Ever cringe at what comes out of your own mouth? And then cringe some more later because “out of the heart the mouth speaks” (Matthew 12:34)? Here we go again.
This time it was the Central New York Dulcimer Circle. This is a quarterly gathering of regional dulcimer players, a chance for us to jam and socialize. It’s something I organized because I’d been part of a similar group in Virginia; when I moved here I started collecting names and contact info whenever anyone came up to me and said “I’ve got one of those” or something similar, and soon had enough names to get a jam started.
Somehow I fell into a moderating role, which I’m not at all comfortable with. I’ve been talking about it in my emails to the group, asking for volunteers to take over that role, and threatening to call on someone if no one volunteered. Still, it wasn’t really fair of me to pick on the first person who said anything at the following meeting. I could have just not said anything at all and let the meeting proceed however it might. I’m a little too much of a control freak to stand by silent, though; if no one else takes the lead, I tend to, even though I also tend to hate doing so.
Another professional joined us that meeting, and she and I were talking about students and private lessons. I explained that most of my students were married with families and jobs, and so they tended to come for a lesson whenever it was convenient, sometimes only once a year or so. I was very pleased with myself for explaining it this way, because there was no hint of blame, even though I would prefer to have students who could commit to regular lessons.
But then this other lady commented about how that’s one reason she doesn’t give lessons, that she wouldn’t have the patience for it, and I had to blurt out that I depend on it for a chunk of my income. Tasteless. Especially considering how many of those present are my students. As if making money were the only reason I have patience to give them lessons. Granted, there’s nothing wrong with making money by giving lessons, but I do in fact generally enjoy it as well.
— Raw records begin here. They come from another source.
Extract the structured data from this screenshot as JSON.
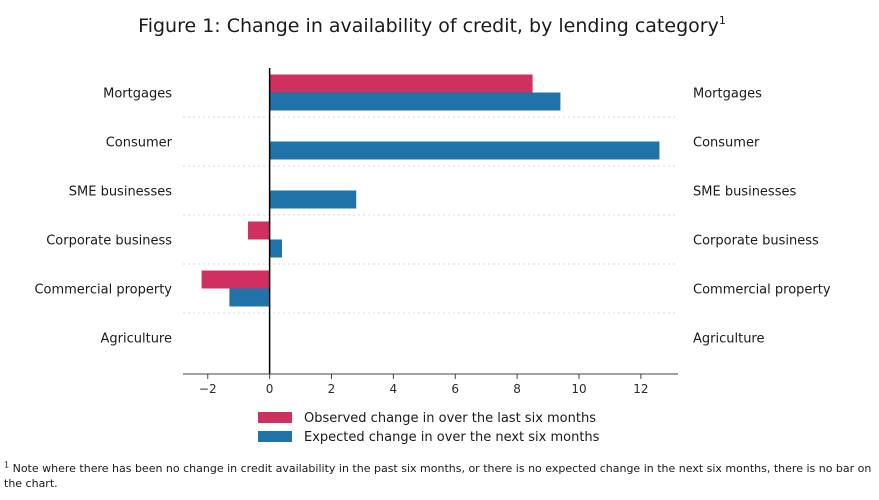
{
  "chart_data": {
    "type": "bar",
    "orientation": "horizontal",
    "title": "Figure 1: Change in availability of credit, by lending category",
    "title_footnote_marker": "1",
    "categories": [
      "Mortgages",
      "Consumer",
      "SME businesses",
      "Corporate business",
      "Commercial property",
      "Agriculture"
    ],
    "series": [
      {
        "name": "Observed change in over the last six months",
        "color": "#d03060",
        "values": [
          8.5,
          0,
          0,
          -0.7,
          -2.2,
          0
        ]
      },
      {
        "name": "Expected change in over the next six months",
        "color": "#1f73a8",
        "values": [
          9.4,
          12.6,
          2.8,
          0.4,
          -1.3,
          0
        ]
      }
    ],
    "xlim": [
      -2.8,
      13.2
    ],
    "xticks": [
      -2,
      0,
      2,
      4,
      6,
      8,
      10,
      12
    ],
    "xtick_labels": [
      "−2",
      "0",
      "2",
      "4",
      "6",
      "8",
      "10",
      "12"
    ],
    "xlabel": "",
    "ylabel": "",
    "grid": "horizontal dotted",
    "legend_position": "bottom-center",
    "category_labels_both_sides": true
  },
  "footnote": {
    "marker": "1",
    "text": "Note where there has been no change in credit availability in the past six months, or there is no expected change in the next six months, there is no bar on the chart."
  }
}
I like seeing people make progress on an instrument I’m captivated by, and I like to help them discover the dulcimer’s possibilities and their own style and that sort of thing. I do get frustrated when students don’t have time to devote to their progress (whether they have good reasons for that or not), and sometimes I address the frustration by reminding myself that not only is any progress good, but that each lesson is a little help in making a living.
Today I’m also thinking about another aspect of how anti-social I am. I worry that, by not participating in all the jams and other musical events around here, I’m blacklisting myself among the other musicians. Maybe I have few gigs because no one wants to hire such an anti-social performer who doesn’t do “her part” to support other musicians and the businesses that support local music.
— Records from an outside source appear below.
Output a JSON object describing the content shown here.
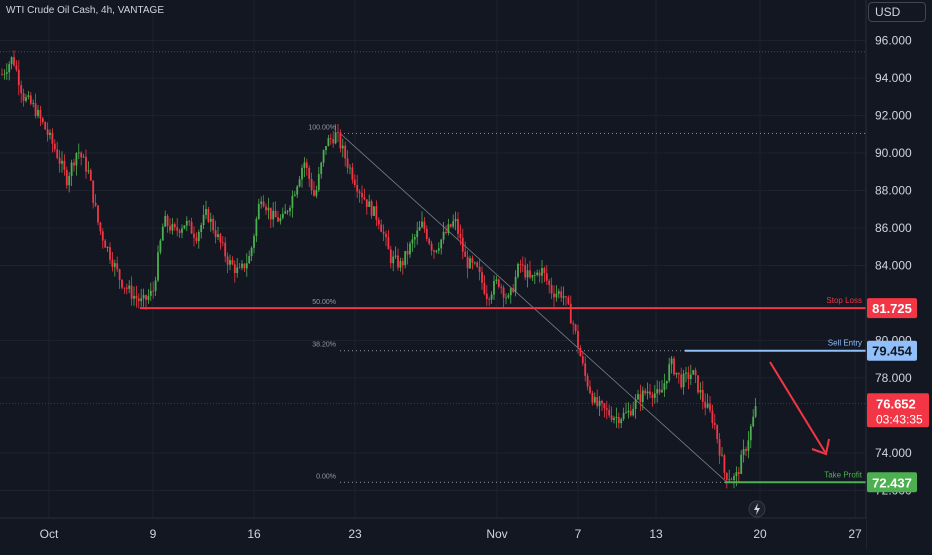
{
  "header": {
    "symbol_title": "WTI Crude Oil Cash, 4h, VANTAGE",
    "currency": "USD"
  },
  "chart_data": {
    "type": "candlestick",
    "title": "WTI Crude Oil Cash, 4h, VANTAGE",
    "y_ticks": [
      "96.000",
      "94.000",
      "92.000",
      "90.000",
      "88.000",
      "86.000",
      "84.000",
      "80.000",
      "78.000",
      "74.000",
      "72.000"
    ],
    "y_tick_values": [
      96,
      94,
      92,
      90,
      88,
      86,
      84,
      80,
      78,
      74,
      72
    ],
    "x_ticks": [
      "Oct",
      "9",
      "16",
      "23",
      "Nov",
      "7",
      "13",
      "20",
      "27"
    ],
    "ylim": [
      70.4,
      97.6
    ],
    "grid": true,
    "fib_levels": [
      {
        "label": "100.00%",
        "value": 91.05
      },
      {
        "label": "50.00%",
        "value": 81.725
      },
      {
        "label": "38.20%",
        "value": 79.454
      },
      {
        "label": "0.00%",
        "value": 72.437
      }
    ],
    "levels": [
      {
        "label": "Stop Loss",
        "value_label": "81.725",
        "value": 81.725,
        "color": "#f23645"
      },
      {
        "label": "Sell Entry",
        "value_label": "79.454",
        "value": 79.454,
        "color": "#90bff9"
      },
      {
        "label": "Take Profit",
        "value_label": "72.437",
        "value": 72.437,
        "color": "#4caf50"
      }
    ],
    "current_price": {
      "value_label": "76.652",
      "countdown": "03:43:35",
      "value": 76.652,
      "color": "#f23645"
    },
    "top_reference_level": 95.4,
    "price_path": [
      [
        0,
        94.2
      ],
      [
        0.4,
        95.1
      ],
      [
        0.8,
        93.0
      ],
      [
        1.2,
        92.4
      ],
      [
        1.6,
        91.3
      ],
      [
        2.0,
        90.1
      ],
      [
        2.4,
        88.6
      ],
      [
        2.8,
        90.2
      ],
      [
        3.2,
        89.0
      ],
      [
        3.6,
        86.0
      ],
      [
        4.0,
        84.6
      ],
      [
        4.4,
        83.2
      ],
      [
        4.8,
        82.5
      ],
      [
        5.2,
        82.0
      ],
      [
        5.6,
        82.6
      ],
      [
        6.0,
        86.4
      ],
      [
        6.4,
        85.8
      ],
      [
        6.8,
        86.3
      ],
      [
        7.2,
        85.6
      ],
      [
        7.6,
        86.8
      ],
      [
        8.0,
        85.5
      ],
      [
        8.4,
        84.2
      ],
      [
        8.8,
        83.6
      ],
      [
        9.2,
        84.5
      ],
      [
        9.6,
        87.8
      ],
      [
        10.0,
        86.6
      ],
      [
        10.4,
        86.4
      ],
      [
        10.8,
        87.8
      ],
      [
        11.2,
        89.6
      ],
      [
        11.6,
        87.6
      ],
      [
        12.0,
        90.5
      ],
      [
        12.4,
        91.0
      ],
      [
        12.8,
        89.5
      ],
      [
        13.2,
        88.2
      ],
      [
        13.6,
        87.2
      ],
      [
        14.0,
        86.4
      ],
      [
        14.4,
        84.4
      ],
      [
        14.8,
        84.0
      ],
      [
        15.2,
        85.2
      ],
      [
        15.6,
        86.2
      ],
      [
        16.0,
        84.8
      ],
      [
        16.4,
        85.6
      ],
      [
        16.8,
        86.4
      ],
      [
        17.2,
        84.2
      ],
      [
        17.6,
        83.8
      ],
      [
        18.0,
        82.4
      ],
      [
        18.4,
        83.2
      ],
      [
        18.8,
        82.1
      ],
      [
        19.2,
        84.1
      ],
      [
        19.6,
        83.2
      ],
      [
        20.0,
        83.8
      ],
      [
        20.4,
        82.6
      ],
      [
        20.8,
        82.5
      ],
      [
        21.2,
        80.8
      ],
      [
        21.6,
        78.2
      ],
      [
        22.0,
        76.6
      ],
      [
        22.4,
        76.2
      ],
      [
        22.8,
        75.9
      ],
      [
        23.2,
        76.1
      ],
      [
        23.6,
        76.9
      ],
      [
        24.0,
        77.4
      ],
      [
        24.4,
        77.0
      ],
      [
        24.8,
        78.8
      ],
      [
        25.2,
        77.8
      ],
      [
        25.6,
        78.3
      ],
      [
        26.0,
        76.8
      ],
      [
        26.4,
        75.7
      ],
      [
        26.8,
        72.9
      ],
      [
        27.2,
        72.6
      ],
      [
        27.6,
        74.4
      ],
      [
        28.0,
        76.6
      ]
    ]
  }
}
I have good reasons and bad ones for not participating. I am more comfortable in small, quiet, orderly groups. I don’t like spending money or driving across town. I need lots of alone time and time with my even more introverted husband. I’m not a good jammer; I prefer to make my own music and work with a few others — like my trio partners — to create ensemble music.
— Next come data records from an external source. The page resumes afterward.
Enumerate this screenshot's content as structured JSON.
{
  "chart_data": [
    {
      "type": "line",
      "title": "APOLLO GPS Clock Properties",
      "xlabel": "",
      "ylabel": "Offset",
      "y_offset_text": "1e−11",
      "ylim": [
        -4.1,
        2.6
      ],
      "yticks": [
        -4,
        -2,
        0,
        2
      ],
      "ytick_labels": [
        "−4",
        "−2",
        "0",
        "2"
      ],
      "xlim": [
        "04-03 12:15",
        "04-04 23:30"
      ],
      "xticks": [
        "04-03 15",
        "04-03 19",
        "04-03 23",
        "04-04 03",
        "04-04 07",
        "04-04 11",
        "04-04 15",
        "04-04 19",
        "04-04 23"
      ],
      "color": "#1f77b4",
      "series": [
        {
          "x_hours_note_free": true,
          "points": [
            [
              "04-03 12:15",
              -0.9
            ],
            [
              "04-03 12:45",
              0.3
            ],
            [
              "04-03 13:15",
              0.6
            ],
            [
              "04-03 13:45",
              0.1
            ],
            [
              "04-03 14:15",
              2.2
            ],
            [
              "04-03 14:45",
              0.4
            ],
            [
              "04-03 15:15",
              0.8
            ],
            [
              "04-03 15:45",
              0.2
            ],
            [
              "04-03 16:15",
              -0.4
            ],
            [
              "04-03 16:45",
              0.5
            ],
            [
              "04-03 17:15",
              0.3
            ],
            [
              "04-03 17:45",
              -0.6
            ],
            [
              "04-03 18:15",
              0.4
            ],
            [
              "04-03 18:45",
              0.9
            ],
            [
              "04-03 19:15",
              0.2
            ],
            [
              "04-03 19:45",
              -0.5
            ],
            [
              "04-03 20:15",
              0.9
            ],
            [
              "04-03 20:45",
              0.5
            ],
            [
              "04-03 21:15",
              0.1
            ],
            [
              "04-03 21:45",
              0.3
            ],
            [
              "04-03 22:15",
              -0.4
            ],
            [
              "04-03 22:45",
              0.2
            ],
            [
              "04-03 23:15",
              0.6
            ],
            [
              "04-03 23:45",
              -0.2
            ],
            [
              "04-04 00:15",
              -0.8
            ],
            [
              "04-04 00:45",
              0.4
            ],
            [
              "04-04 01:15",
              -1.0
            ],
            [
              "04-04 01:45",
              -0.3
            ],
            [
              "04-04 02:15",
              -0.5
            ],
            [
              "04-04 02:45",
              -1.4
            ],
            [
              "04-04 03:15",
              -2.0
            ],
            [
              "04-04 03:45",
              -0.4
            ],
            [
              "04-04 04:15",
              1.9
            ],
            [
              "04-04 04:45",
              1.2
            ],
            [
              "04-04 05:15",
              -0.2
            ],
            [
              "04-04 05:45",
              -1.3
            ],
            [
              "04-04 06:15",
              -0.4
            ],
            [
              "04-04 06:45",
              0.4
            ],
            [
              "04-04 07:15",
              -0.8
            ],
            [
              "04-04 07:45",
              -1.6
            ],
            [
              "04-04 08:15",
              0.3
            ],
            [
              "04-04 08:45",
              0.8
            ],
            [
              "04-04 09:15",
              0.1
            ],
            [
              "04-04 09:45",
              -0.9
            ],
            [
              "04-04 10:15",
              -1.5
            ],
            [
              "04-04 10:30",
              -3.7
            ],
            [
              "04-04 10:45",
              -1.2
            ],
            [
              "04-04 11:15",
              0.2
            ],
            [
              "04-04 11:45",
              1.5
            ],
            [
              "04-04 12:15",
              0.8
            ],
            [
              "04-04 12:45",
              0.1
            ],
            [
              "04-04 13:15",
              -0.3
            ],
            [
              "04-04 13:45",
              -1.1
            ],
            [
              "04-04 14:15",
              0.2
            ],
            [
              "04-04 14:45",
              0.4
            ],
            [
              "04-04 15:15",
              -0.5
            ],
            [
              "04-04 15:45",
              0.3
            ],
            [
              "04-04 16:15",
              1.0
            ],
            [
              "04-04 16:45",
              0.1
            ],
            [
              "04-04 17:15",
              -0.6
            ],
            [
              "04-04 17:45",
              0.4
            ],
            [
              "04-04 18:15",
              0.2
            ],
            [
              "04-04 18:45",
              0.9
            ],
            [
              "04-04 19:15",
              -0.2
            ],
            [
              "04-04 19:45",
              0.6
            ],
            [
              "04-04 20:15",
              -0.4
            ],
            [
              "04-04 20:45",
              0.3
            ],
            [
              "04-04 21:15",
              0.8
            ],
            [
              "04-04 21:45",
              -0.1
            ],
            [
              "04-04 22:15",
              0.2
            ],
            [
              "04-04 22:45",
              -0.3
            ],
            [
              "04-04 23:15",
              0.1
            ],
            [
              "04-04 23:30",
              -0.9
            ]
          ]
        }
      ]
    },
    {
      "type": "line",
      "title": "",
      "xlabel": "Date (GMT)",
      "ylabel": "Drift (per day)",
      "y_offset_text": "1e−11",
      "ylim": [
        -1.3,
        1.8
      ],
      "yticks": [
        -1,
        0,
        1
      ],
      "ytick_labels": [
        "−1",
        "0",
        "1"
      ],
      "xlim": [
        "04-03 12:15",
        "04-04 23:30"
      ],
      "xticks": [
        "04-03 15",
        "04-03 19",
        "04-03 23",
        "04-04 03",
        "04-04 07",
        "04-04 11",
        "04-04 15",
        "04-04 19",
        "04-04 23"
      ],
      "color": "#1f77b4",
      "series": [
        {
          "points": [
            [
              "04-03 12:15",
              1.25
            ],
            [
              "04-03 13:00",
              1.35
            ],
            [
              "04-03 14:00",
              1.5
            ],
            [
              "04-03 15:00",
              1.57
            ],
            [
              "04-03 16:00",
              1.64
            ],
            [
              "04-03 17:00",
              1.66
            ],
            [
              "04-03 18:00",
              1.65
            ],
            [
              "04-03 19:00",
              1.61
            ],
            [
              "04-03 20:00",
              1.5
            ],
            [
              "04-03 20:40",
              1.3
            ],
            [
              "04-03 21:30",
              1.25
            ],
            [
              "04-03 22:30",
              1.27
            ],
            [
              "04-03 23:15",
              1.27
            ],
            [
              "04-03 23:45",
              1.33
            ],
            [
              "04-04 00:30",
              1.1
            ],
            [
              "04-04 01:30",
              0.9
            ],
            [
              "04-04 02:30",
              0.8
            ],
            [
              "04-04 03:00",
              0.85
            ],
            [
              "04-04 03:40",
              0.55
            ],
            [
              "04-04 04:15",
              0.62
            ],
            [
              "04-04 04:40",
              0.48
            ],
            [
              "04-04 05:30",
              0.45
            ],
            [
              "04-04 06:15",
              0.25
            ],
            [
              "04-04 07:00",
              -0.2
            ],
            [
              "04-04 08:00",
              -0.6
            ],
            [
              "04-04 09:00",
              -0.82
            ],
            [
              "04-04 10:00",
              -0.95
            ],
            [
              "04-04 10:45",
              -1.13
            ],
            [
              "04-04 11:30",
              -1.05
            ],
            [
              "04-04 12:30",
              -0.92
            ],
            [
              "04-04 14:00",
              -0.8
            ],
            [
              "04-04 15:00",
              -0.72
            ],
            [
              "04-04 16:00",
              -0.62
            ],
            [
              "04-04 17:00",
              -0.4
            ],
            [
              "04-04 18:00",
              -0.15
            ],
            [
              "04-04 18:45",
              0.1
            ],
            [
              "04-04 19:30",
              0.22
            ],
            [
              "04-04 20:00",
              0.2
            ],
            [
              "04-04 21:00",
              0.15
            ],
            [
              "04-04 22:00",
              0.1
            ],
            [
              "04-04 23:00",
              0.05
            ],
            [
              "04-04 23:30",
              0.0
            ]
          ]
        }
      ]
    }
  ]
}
I am easily bored. I’m not really lazy, but few things seem worth the effort to me. Things that seem worth it, I’ll make the effort; I drive nine hours to go to this one dulcimer festival each year.
I am so woefully insecure that I need lots of affirmation and attention, so I’m likely to feel lonely or insignificant at larger, noisier jams, or even small quiet orderly ones where everyone else is friends with one another and Yankee undemonstrative. I hate my insecurity, so I’d rather stay home than put myself in a position where I’m likely to be insecure, and where my insecurity will likely motivate me to say or do stupid things.
Tomorrow I am going to be playing at a Farmers Market an hour from here. I’ll be playing with someone I met at a jam over a year ago; she plays washtub bass. We might also have a fife and a guitar join us. This is sort of a big risk for me; I’m driving farther than I generally do for something that is unlikely to pay much, and I am agreeing to play with people I’ve never played with before. I hope it goes well; that we make good music that will be a blessing to folks at the market, and that I won’t do or say anything stupid out of insecurity or anything else that comes from the nastiness in my heart.